É uma realidade escondida e tolerada. A violência contra as crianças tem milhões de rostos em todo o Mundo, mas só chega às notícias quando atinge proporções extremas. Quem a pratica é geralmente a pessoa que devia cuidar. Por essa razão, a Organização das Nações Unidas defende, num relatório internacional, a proibição de todas as formas de violência contra menores. Onde quer que aconteça. Independentemente de quem a pratica. Porque violência gera violência. E as vítimas de hoje são os agressores de amanhã. Portugal prepara-se para criminalizar os castigos corporais.
Violência pode ser maus-tratos físicos ou psicológicos, atitudes de discriminação, exploração ou de negligência. O Estudo do Secretário-Geral das Nações sobre a Violência contra as Crianças - divulgado ontem em Nova Iorque (EUA) - recomenda que todas as formas de violência sejam proibidas e punidas.
"Todas as pessoas têm um papel a desempenhar nessa causa, mas cabe ao Estado assumir a principal responsabilidade. Isto significa proibir todas as formas de violência contra as crianças", sublinha o perito independente brasileiro Paulo Sérgio Pinheiro, responsável pelo relatório por nomeação do secretário-geral da ONU.
Em Portugal, o anteprojecto de revisão do Código Penal, já aprovado pelo Governo, criminaliza qualquer castigo corporal, seja aplicado pelos pais ou pelas instituições de acolhimento. Ou seja, uma bofetada pode dar cadeia.
Legislação dúbia
A actual legislação "é dúbia", já que não proíbe explicitamente os castigos corporais aplicados no seio da família. O objectivo desta revisão legislativa é promover uma "parentalidade positiva", explicou ao JN a secretária de Estado adjunta e da Reabilitação. Idália Moniz está convicta da aplicabilidade desta lei, embora outros países, como Espanha, ainda não tenham aprovado legislação tão avançada na protecção dos direitos das crianças.

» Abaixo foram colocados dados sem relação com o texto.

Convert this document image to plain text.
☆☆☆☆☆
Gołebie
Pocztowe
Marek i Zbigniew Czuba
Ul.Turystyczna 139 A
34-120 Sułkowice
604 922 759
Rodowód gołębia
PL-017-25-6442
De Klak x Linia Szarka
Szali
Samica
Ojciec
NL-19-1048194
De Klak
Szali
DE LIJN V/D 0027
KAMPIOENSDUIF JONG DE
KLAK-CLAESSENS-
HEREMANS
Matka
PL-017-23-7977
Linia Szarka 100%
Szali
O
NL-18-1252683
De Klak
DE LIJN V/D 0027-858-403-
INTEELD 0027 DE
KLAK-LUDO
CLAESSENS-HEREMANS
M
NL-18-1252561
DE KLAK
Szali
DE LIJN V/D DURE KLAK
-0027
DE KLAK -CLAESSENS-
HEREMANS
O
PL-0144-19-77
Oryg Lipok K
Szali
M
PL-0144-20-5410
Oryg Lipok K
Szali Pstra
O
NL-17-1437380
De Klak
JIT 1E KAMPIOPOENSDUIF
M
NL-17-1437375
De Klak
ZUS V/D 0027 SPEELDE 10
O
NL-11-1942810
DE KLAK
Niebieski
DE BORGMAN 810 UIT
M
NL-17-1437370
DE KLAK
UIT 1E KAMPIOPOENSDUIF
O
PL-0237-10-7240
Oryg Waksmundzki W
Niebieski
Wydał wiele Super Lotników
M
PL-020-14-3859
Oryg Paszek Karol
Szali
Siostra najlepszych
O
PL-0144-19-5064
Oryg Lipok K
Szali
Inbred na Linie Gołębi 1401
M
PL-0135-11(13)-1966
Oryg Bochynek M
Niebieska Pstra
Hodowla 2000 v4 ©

Outra das recomendações deste estudo é a criação de um provedor para os direitos da criança, uma ideia que também já foi defendida pelo Conselho da Europa e que ainda não teve aplicação em Portugal. A secretária de Estado admite que é "uma questão que pode ser reaquacionada".
A aceitação social dos crimes contra crianças está bem patente na legislação da maioria dos países. Em 145 nações, os castigos corporais são permitidos em instituições de acolhimento. Portugal ainda não os proíbe expressamente, embora puna as ofensas à integridade física e maus-tratos. E no seio familiar esse tipo de correctivo só é expressamente proibido em 16 países. Portugal poderá figurar, em breve, nessa lista.
Violência global
Os números revelam um problema de proporções pandémicas 275 milhões de crianças são anualmente testemunhas de violência doméstica, 218 milhões de crianças trabalhavam em 2004 (mais de metade em tarefas perigosas), quase dois milhões estavam envolvidas na prostituição e pornografia, 1.2 milhões foram vítimas de tráfico e 53 milhões foram assassinadas só no ano de 2002.
As estatísticas revelam, ainda, que o risco de violência física é maior contra os rapazes, mas o perigo de abusos sexuais, prostituição forçada e negligência é superior nas meninas. Nalguns países abrangidos por este estudo, duas em dez raparigas com menos de 15 anos foram vítimas de crimes sexuais.
Dados da Organização Mundial de Saúde, cruzados neste relatório com outras fontes, revelam que a vulnerabilidade não está indexada apenas ao sexo. A probabilidade de morte por homicídio é duas vezes maior nas crianças pobres e as portadores de deficiência também sofrem mais maus-tratos do que as saudáveis.
Nem sempre a violência é evidente, tanto na forma como no contexto em que é praticada. Pode ter formas subtis como a intimidação (bullying) e surgir na escola, como a que é exercida por professores e pessoal auxiliar de forma física ou verbal. De acordo com o relatório das Nações Unidas, esta prática está frequentemente associada à discriminação de alunos pertencentes a famílias pobres ou grupos marginalizados.